突然だが機動戦艦ナデシコについては話そう。機動戦艦ナデシコでは、右も左も分からない主人公を熱く支える?先輩キャラクターがいるが、彼もまた三話で突然命を落としてしまう。これはナデシコを知っている層(古くからのアニメ視聴者やスパロボプレイヤーあたりだろうか)にとっては常識であろうが、そうで無い人間にとってはマミさんの死と同じくらい意外で衝撃的な出来事に映るに違いない。

キャラクターの死でもって物語の意外性を成そうとする事自体の是非はこの際脇に置いておくとして、問題としたいのは視聴者によってどこまでが"常識"として"ネタバレ"を許容できるかが大きく異なってしまう点だ。
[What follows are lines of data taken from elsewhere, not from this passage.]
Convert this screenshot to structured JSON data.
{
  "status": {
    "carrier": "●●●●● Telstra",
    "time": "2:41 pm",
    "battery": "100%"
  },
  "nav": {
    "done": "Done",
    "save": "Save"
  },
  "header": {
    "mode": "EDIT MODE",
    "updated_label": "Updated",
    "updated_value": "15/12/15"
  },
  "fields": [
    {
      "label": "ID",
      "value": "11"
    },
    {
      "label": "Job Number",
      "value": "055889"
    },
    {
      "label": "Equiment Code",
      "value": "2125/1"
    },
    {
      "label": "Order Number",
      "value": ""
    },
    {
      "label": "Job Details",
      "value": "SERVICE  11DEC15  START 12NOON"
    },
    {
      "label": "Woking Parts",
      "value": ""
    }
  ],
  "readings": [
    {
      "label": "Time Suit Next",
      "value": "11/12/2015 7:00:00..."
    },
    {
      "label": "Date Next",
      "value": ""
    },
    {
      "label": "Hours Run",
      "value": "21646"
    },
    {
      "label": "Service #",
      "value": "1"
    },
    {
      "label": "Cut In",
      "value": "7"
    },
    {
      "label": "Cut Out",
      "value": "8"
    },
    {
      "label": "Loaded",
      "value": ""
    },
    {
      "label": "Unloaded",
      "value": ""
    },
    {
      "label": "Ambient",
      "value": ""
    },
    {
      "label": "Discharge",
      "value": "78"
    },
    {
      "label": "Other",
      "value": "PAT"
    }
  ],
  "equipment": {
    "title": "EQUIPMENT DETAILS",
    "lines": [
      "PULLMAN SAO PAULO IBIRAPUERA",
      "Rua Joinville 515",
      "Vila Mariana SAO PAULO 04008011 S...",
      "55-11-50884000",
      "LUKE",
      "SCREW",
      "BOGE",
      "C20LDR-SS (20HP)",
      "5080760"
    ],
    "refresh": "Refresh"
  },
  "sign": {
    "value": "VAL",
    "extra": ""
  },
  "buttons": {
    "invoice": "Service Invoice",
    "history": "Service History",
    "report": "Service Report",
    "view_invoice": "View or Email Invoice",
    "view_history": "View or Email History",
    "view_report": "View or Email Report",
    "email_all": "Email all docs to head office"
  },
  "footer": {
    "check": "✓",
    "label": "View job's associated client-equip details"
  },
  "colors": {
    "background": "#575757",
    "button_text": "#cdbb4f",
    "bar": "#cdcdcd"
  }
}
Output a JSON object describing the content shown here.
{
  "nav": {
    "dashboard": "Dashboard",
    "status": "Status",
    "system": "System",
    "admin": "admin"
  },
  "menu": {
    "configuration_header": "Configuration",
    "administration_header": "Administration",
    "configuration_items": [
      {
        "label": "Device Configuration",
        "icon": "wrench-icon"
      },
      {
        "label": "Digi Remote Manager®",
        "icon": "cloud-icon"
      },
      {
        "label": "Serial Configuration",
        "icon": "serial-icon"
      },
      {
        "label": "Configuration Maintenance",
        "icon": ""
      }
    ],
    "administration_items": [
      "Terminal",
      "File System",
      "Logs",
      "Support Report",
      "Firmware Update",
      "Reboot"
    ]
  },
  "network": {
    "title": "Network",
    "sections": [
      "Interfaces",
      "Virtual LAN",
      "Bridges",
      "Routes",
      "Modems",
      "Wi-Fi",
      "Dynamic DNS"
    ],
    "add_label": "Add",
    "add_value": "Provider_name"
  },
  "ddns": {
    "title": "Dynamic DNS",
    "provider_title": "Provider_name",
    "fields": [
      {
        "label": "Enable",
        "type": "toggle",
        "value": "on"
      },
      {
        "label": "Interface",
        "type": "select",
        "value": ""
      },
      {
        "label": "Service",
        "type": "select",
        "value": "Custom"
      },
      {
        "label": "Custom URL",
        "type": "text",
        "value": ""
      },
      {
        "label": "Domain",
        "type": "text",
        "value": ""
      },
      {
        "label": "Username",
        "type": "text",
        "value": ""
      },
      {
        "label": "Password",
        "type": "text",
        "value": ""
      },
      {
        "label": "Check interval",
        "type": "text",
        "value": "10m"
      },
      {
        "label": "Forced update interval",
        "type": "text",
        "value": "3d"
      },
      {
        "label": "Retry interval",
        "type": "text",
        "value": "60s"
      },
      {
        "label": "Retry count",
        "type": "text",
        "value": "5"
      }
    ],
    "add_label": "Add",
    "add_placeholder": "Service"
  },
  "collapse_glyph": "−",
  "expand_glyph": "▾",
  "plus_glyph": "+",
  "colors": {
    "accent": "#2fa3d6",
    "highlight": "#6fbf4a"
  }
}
上の二つの例でも、視聴者層が異なる事で常識としてとらえられる情報の範囲に大きな差がある事が明白だ。自分の常識が相手にとっての常識である保証はないのだ。

またマブラヴ、と言うゲームがある。これは最初プレイしていると二昔前のギャルゲーのようなベッタベタな恋愛模様が展開されるのだが、それが後半に行くにしたがって次第に大きく作風を変え、SFロボットモノとなってしまうのだ。
マブラヴはそのシリーズが最近まで発売されアニメ化もされていたため、そういった内容の変化はギャルゲ―マーにとっては常識と言っても良いだろう。私自身、マブラヴオルタナティブの存在を知っている上でゲームをプレイしていたので、そういった驚きや感動は全くといって得られなかった。しかし、マブラヴ本編を発売前から楽しみにしていたファンたちは、作品が本来予想もしなかった方向へと話が進んで行くことを目の当たりにすることで、一番マブラヴと言う作品を楽しめたユーザーだったのだろうと思う。もっとも、続編へと話が繋がる展開で期待させられた直後から発売されるまでの三年以上にわたる時間焦らしプレイをもれなく味わう羽目になってしまうのだが……。
それはともかく、マブラヴ本編と言う作品は、自分にとってはひたすらベタな展開のオンパレードだしキャラクターが一々わざとらしくて正直それほど楽しめたわけではなかった。それでもプレイし続けられたのは、マブラヴ本編のあとに、マブラヴオルタナティブという超名作が控えていたからであって、それが無ければ間違いなく途中で放り出していたに違いない。それを思うと、マブラヴはじつは●●ゲーと言う"ネタバレ"は、むしろ人にプレイを勧める上では知ってもらっていた方が良い情報、つまり「良いネタバレ」と言ってもいいかもしれない。
ならば■■という作品は実は●●ゲー、というおおざっぱな表現ならばすべて良いネタバレなのかと言えばそうではなく、「いつか、届く、あの空に。」と言う作品があるが、あの作品は前半と後半で全く趣の違う作風になっているがその変化を肌で感じられるのがプレイしている上での重大な楽しみの一つだと思う。結局どこまでの情報が良いネタバレで、どこまでの情報からが悪いネタバレとなってしまうのか、明確な線引きをする事は難しそうだ。
ネタバレを避けるためには、その作品の発売日や放送時にはSNSや掲示板と言ったネタバレをしてしまうかもしれない不特定多数の集う場所を覗かないという自衛と、自分が"ネタバレされてしまった"時に作品の楽しみが減ってしまうと感じるような内容をむやみやたらと書かないという思いやりを重ねていくしかないように思う。